Friendships beyond the crib. Compatibility.

By Lisa Alvarez Published: February, 2006

If I were a cartoonist and not a writer, you might see this in living color: Our family of three drives up in a nifty new Toyota Prius, its rear bumper adorned with a bumper sticker that gently admonishes: “Live Simply So that Others May Simply Live.”

Another family approaches in a bright Technicolor Humvee with an NRA rifle decal on the black steel, looking like this assault vehicle that could eat our car for a snack at a stoplight. In our Prius, our son listens to a cassette tape recording of Beatrix Potter. Inside the Hummer, mesmerized by the built-in DVD player in the back seat, our son’s best friend stares at an action film.

The boys wave excitedly while both sets of parents observe each other warily through the tinted glass (theirs) and the rose-colored glasses (ours). Cartoon caption below Pruis: “Who are these people?” Caption under Humvee: “Who are these people?”

Or try another cartoon scene, if you dare:

A beloved lifelong friend relocates to the area. You and she are excited to reunite. You anticipate that your two young children will finally experience what the two of you did so long ago: the beginnings of a deep and abiding friendship that will last throughout their lives. The two children meet at the local playground and in mere minutes it becomes immediately obvious to them and to you: They are as incompatible as the hybrid eco-buggy and the Gulf War monster jeep in the previous frame.

There’s no caption here. It’s awkwardly quiet. You and your friend exchange nervous glances, shrug, smile weakly, as your respective Pride and Joys do what entirely incompatible children do so well: ignore each other.

I’ve taken poetic, or perhaps artistic, license here, in part to protect the identities of the parties involved. I have exaggerated the playground and parking lot scenes in order to make a few larger, and I hope obvious, points. (For the record, we only dream of a Prius.) These points are likely to show up on their own as soon as your young child’s social circle begins to grow a bit, to include friends and acquaintances – and their parents – beyond the roster of relatives and neighbors and postal carriers and trash truck operators she or he has known up to now, as he or she is chaperoned through life.

Difficult, if predictable point No. 1: The parents of our child’s friends may not necessarily become friends of ours. Point No. 2: The children of our friends may not necessarily become the friends of our child.
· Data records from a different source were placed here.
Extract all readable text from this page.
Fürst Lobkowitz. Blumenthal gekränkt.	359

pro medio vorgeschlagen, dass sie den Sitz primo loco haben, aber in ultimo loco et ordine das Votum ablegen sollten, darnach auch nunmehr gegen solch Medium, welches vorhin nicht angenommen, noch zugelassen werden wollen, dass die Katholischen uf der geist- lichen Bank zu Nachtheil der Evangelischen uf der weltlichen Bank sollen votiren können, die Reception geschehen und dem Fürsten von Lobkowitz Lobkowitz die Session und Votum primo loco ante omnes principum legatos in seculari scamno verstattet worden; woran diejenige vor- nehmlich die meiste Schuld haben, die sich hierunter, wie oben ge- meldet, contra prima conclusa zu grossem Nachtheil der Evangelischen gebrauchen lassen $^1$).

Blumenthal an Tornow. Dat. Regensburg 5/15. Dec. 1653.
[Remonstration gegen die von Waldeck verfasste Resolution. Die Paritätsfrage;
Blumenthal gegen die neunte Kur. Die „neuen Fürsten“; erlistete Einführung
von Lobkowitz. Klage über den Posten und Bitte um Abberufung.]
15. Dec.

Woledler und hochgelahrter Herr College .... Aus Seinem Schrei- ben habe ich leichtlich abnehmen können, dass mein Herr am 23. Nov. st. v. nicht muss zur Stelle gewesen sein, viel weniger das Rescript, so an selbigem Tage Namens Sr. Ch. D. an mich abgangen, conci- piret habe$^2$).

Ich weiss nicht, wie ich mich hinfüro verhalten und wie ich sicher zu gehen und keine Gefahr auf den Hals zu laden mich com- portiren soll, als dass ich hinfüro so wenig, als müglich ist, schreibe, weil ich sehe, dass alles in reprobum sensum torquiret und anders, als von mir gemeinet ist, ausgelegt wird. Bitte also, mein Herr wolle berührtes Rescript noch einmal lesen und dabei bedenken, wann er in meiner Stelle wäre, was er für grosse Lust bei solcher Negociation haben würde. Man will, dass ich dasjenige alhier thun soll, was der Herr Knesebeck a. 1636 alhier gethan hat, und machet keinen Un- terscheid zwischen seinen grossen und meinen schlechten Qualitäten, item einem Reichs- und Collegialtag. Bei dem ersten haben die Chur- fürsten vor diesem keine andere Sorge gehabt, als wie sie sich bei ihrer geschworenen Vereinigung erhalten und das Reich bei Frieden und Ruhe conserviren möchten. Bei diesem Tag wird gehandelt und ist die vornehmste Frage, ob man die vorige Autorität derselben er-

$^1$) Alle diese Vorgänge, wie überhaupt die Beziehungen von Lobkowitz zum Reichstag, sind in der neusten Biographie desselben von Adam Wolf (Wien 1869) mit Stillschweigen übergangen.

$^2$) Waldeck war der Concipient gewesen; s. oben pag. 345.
The chaperoning is going to get a bit problematic. The neighbors will insist on offering beef jerky to your little vegetarian. An avuncular (and drunk) partygoer will frighten the kid. Proselytizing (religious, political, dietary, musical) will occur. Somebody will teach somebody a filthy lyric. Somewhere down the road, Romeo is going to meet Juliet, and you will not like her parents.

Get ready for some news, Mrs. Capulet. The Montagues probably don’t like you either.It is, after all, the kid’s life to live, though I wince as I hear the echo of the famous soap opera in that line.
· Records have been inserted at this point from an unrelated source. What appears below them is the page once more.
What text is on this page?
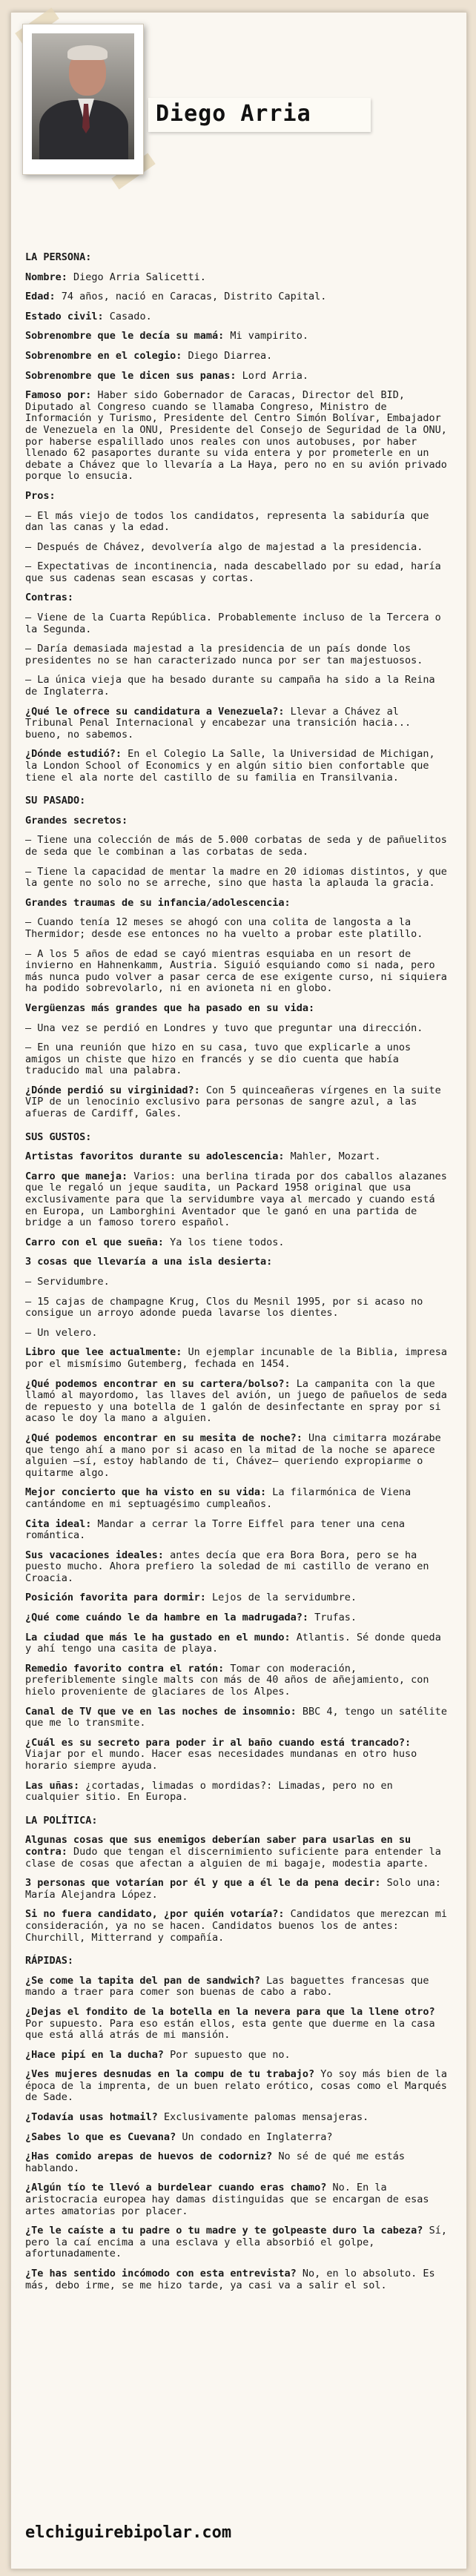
Diego Arria

LA PERSONA:

Nombre: Diego Arria Salicetti.

Edad: 74 años, nació en Caracas, Distrito Capital.

Estado civil: Casado.

Sobrenombre que le decía su mamá: Mi vampirito.

Sobrenombre en el colegio: Diego Diarrea.

Sobrenombre que le dicen sus panas: Lord Arria.

Famoso por: Haber sido Gobernador de Caracas, Director del BID, Diputado al Congreso cuando se llamaba Congreso, Ministro de Información y Turismo, Presidente del Centro Simón Bolívar, Embajador de Venezuela en la ONU, Presidente del Consejo de Seguridad de la ONU, por haberse espalillado unos reales con unos autobuses, por haber llenado 62 pasaportes durante su vida entera y por prometerle en un debate a Chávez que lo llevaría a La Haya, pero no en su avión privado porque lo ensucia.

Pros:

– El más viejo de todos los candidatos, representa la sabiduría que dan las canas y la edad.

– Después de Chávez, devolvería algo de majestad a la presidencia.

– Expectativas de incontinencia, nada descabellado por su edad, haría que sus cadenas sean escasas y cortas.

Contras:

– Viene de la Cuarta República. Probablemente incluso de la Tercera o la Segunda.

– Daría demasiada majestad a la presidencia de un país donde los presidentes no se han caracterizado nunca por ser tan majestuosos.

– La única vieja que ha besado durante su campaña ha sido a la Reina de Inglaterra.

¿Qué le ofrece su candidatura a Venezuela?: Llevar a Chávez al Tribunal Penal Internacional y encabezar una transición hacia... bueno, no sabemos.

¿Dónde estudió?: En el Colegio La Salle, la Universidad de Michigan, la London School of Economics y en algún sitio bien confortable que tiene el ala norte del castillo de su familia en Transilvania.

SU PASADO:

Grandes secretos:

– Tiene una colección de más de 5.000 corbatas de seda y de pañuelitos de seda que le combinan a las corbatas de seda.

– Tiene la capacidad de mentar la madre en 20 idiomas distintos, y que la gente no solo no se arreche, sino que hasta la aplauda la gracia.

Grandes traumas de su infancia/adolescencia:

– Cuando tenía 12 meses se ahogó con una colita de langosta a la Thermidor; desde ese entonces no ha vuelto a probar este platillo.

– A los 5 años de edad se cayó mientras esquiaba en un resort de invierno en Hahnenkamm, Austria. Siguió esquiando como si nada, pero más nunca pudo volver a pasar cerca de ese exigente curso, ni siquiera ha podido sobrevolarlo, ni en avioneta ni en globo.

Vergüenzas más grandes que ha pasado en su vida:

– Una vez se perdió en Londres y tuvo que preguntar una dirección.

– En una reunión que hizo en su casa, tuvo que explicarle a unos amigos un chiste que hizo en francés y se dio cuenta que había traducido mal una palabra.

¿Dónde perdió su virginidad?: Con 5 quinceañeras vírgenes en la suite VIP de un lenocinio exclusivo para personas de sangre azul, a las afueras de Cardiff, Gales.

SUS GUSTOS:

Artistas favoritos durante su adolescencia: Mahler, Mozart.

Carro que maneja: Varios: una berlina tirada por dos caballos alazanes que le regaló un jeque saudita, un Packard 1958 original que usa exclusivamente para que la servidumbre vaya al mercado y cuando está en Europa, un Lamborghini Aventador que le ganó en una partida de bridge a un famoso torero español.

Carro con el que sueña: Ya los tiene todos.

3 cosas que llevaría a una isla desierta:

– Servidumbre.

– 15 cajas de champagne Krug, Clos du Mesnil 1995, por si acaso no consigue un arroyo adonde pueda lavarse los dientes.

– Un velero.

Libro que lee actualmente: Un ejemplar incunable de la Biblia, impresa por el mismísimo Gutemberg, fechada en 1454.

¿Qué podemos encontrar en su cartera/bolso?: La campanita con la que llamó al mayordomo, las llaves del avión, un juego de pañuelos de seda de repuesto y una botella de 1 galón de desinfectante en spray por si acaso le doy la mano a alguien.

¿Qué podemos encontrar en su mesita de noche?: Una cimitarra mozárabe que tengo ahí a mano por si acaso en la mitad de la noche se aparece alguien –sí, estoy hablando de ti, Chávez– queriendo expropiarme o quitarme algo.

Mejor concierto que ha visto en su vida: La filarmónica de Viena cantándome en mi septuagésimo cumpleaños.

Cita ideal: Mandar a cerrar la Torre Eiffel para tener una cena romántica.

Sus vacaciones ideales: antes decía que era Bora Bora, pero se ha puesto mucho. Ahora prefiero la soledad de mi castillo de verano en Croacia.

Posición favorita para dormir: Lejos de la servidumbre.

¿Qué come cuándo le da hambre en la madrugada?: Trufas.

La ciudad que más le ha gustado en el mundo: Atlantis. Sé donde queda y ahí tengo una casita de playa.

Remedio favorito contra el ratón: Tomar con moderación, preferiblemente single malts con más de 40 años de añejamiento, con hielo proveniente de glaciares de los Alpes.

Canal de TV que ve en las noches de insomnio: BBC 4, tengo un satélite que me lo transmite.

¿Cuál es su secreto para poder ir al baño cuando está trancado?: Viajar por el mundo. Hacer esas necesidades mundanas en otro huso horario siempre ayuda.

Las uñas: ¿cortadas, limadas o mordidas?: Limadas, pero no en cualquier sitio. En Europa.

LA POLÍTICA:

Algunas cosas que sus enemigos deberían saber para usarlas en su contra: Dudo que tengan el discernimiento suficiente para entender la clase de cosas que afectan a alguien de mi bagaje, modestia aparte.

3 personas que votarían por él y que a él le da pena decir: Solo una: María Alejandra López.

Si no fuera candidato, ¿por quién votaría?: Candidatos que merezcan mi consideración, ya no se hacen. Candidatos buenos los de antes: Churchill, Mitterrand y compañía.

RÁPIDAS:

¿Se come la tapita del pan de sandwich? Las baguettes francesas que mando a traer para comer son buenas de cabo a rabo.

¿Dejas el fondito de la botella en la nevera para que la llene otro? Por supuesto. Para eso están ellos, esta gente que duerme en la casa que está allá atrás de mi mansión.

¿Hace pipí en la ducha? Por supuesto que no.

¿Ves mujeres desnudas en la compu de tu trabajo? Yo soy más bien de la época de la imprenta, de un buen relato erótico, cosas como el Marqués de Sade.

¿Todavía usas hotmail? Exclusivamente palomas mensajeras.

¿Sabes lo que es Cuevana? Un condado en Inglaterra?

¿Has comido arepas de huevos de codorniz? No sé de qué me estás hablando.

¿Algún tío te llevó a burdelear cuando eras chamo? No. En la aristocracia europea hay damas distinguidas que se encargan de esas artes amatorias por placer.

¿Te le caíste a tu padre o tu madre y te golpeaste duro la cabeza? Sí, pero la caí encima a una esclava y ella absorbió el golpe, afortunadamente.

¿Te has sentido incómodo con esta entrevista? No, en lo absoluto. Es más, debo irme, se me hizo tarde, ya casi va a salir el sol.

elchiguirebipolar.com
But some of us – let’s face it, many of us – resist letting go. Consider what is at stake: losing our soap opera-esque fantasies of extended families. It was an ideal built around our own imagined scripts or our own power to control the little tyke, once received so splendidly by all those happy bunnies, cheerful flowers, singing birds and jolly tenants of Sesame Street. Now he is met with the ruffled tapestry of the human quilt, some of which smothers even while it tries to warm and comfort.
 What can parents do?

Remember whose friendships they are, after all. Theirs, not ours. What really matters? Our comfort zone? Or theirs?

And, once again, we need to strive to be the role models our children need, the kind who give people, all people, the ones who drive Hummers and the ones who choose hybrids, the Capulets and the Montagues, a chance. The kind of parents who resist stereotypes and remember tolerance, the kind who reject coercion disguised as genial match-making and embrace our children’s choice of companionship. Chances are, if we do our part right, our children will do theirs.

Lisa Alvarez, an English professor at Irvine Valley College, lives in Modjeska Canyon with her husband and 3-year-old son.